His score was 113.97 points, nearly two more than the previous world record set by rival Yuzuru Hanyu and six points clear of second-place Yuma Kagiyama headed into Thursday's free skate.
"I was just elated," said Chen, who helped the U.S. win team silver earlier this week. "At the last Olympics, both of the short programs didn't go the way I wanted. To finally get an opportunity to skate the programs I wanted feels really good."
Kagiyama drilled a pair of quads and a triple axel during his own dynamic short program to finish with 108.12 points, while fellow Japanese skater Shoma Uno — the reigning Olympic silver medalist — was third with 105.90 points.
As for their longtime idol, Hanyu bailed out of his planned opening quad salchow and received no points for the jump, a massive mistake that cost the two-time defending Olympic champion a shot at a third gold medal. Hanyu finished in eighth place with 95.15 points, a deficit so great that not even his planned quad axel in the free skate can make it up.

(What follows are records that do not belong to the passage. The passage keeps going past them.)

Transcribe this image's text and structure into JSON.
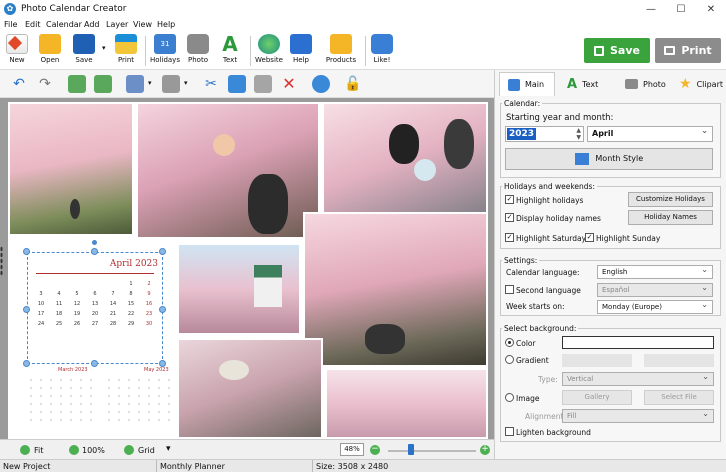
{
  "window": {
    "title": "Photo Calendar Creator"
  },
  "menu": [
    "File",
    "Edit",
    "Calendar",
    "Add",
    "Layer",
    "View",
    "Help"
  ],
  "toolbar": {
    "new": "New",
    "open": "Open",
    "save": "Save",
    "print": "Print",
    "holidays": "Holidays",
    "photo": "Photo",
    "text": "Text",
    "website": "Website",
    "help": "Help",
    "products": "Products",
    "like": "Like!",
    "save_big": "Save",
    "print_big": "Print"
  },
  "tabs": {
    "main": "Main",
    "text": "Text",
    "photo": "Photo",
    "clipart": "Clipart"
  },
  "calendar_section": {
    "title": "Calendar:",
    "start_label": "Starting year and month:",
    "year": "2023",
    "month": "April",
    "month_style": "Month Style"
  },
  "holidays_section": {
    "title": "Holidays and weekends:",
    "highlight_holidays": "Highlight holidays",
    "customize_holidays": "Customize Holidays",
    "display_holiday_names": "Display holiday names",
    "holiday_names": "Holiday Names",
    "highlight_saturday": "Highlight Saturday",
    "highlight_sunday": "Highlight Sunday"
  },
  "settings_section": {
    "title": "Settings:",
    "language_label": "Calendar language:",
    "language_value": "English",
    "second_language": "Second language",
    "second_language_value": "Español",
    "week_starts_label": "Week starts on:",
    "week_starts_value": "Monday (Europe)"
  },
  "background_section": {
    "title": "Select background:",
    "color": "Color",
    "gradient": "Gradient",
    "type_label": "Type:",
    "type_value": "Vertical",
    "image": "Image",
    "gallery": "Gallery",
    "select_file": "Select File",
    "alignment_label": "Alignment:",
    "alignment_value": "Fill",
    "lighten": "Lighten background"
  },
  "calendar_page": {
    "month_title": "April 2023",
    "days": [
      "",
      "",
      "",
      "",
      "",
      "1",
      "2",
      "3",
      "4",
      "5",
      "6",
      "7",
      "8",
      "9",
      "10",
      "11",
      "12",
      "13",
      "14",
      "15",
      "16",
      "17",
      "18",
      "19",
      "20",
      "21",
      "22",
      "23",
      "24",
      "25",
      "26",
      "27",
      "28",
      "29",
      "30"
    ],
    "prev_month": "March 2023",
    "next_month": "May 2023"
  },
  "bottom_bar": {
    "fit": "Fit",
    "zoom100": "100%",
    "grid": "Grid",
    "zoom": "48%"
  },
  "status": {
    "project": "New Project",
    "template": "Monthly Planner",
    "size": "Size: 3508 x 2480"
  },
  "colors": {
    "accent_green": "#3aa33c",
    "print_gray": "#8c8c8c",
    "calendar_red": "#b03030",
    "selection_blue": "#4a89c9"
  }
}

"I feel really shocked," said Hanyu, adding his skate may have hit a hole in the ice, "but I have one more chance."
The showdown between Chen and Hanyu had been building toward Tuesday for the past four years, ever since what Chen called a "disastrous" short program in Pyeongchang took him out of medal contention before he felt he had arrived.
Rather than taking a break afterward, Chen doubled down, working tirelessly with longtime coach Rafael Arutyunyan while simultaneously working toward his degree from Yale. He sharpened every aspect of his figure skating, from technical marks to his artistry, and he began to put together programs that nobody else had the nerve to try.
The short program he nailed in Beijing, with a base value of 36.27 points, was the hardest ever tried in competition.
Chen's ferociously steady build toward his second Olympics, a stretch that included three world titles and the most recent of his six national championships, contrasted starkly with the bumpy, injury-filled path that Hanyu took to Beijing.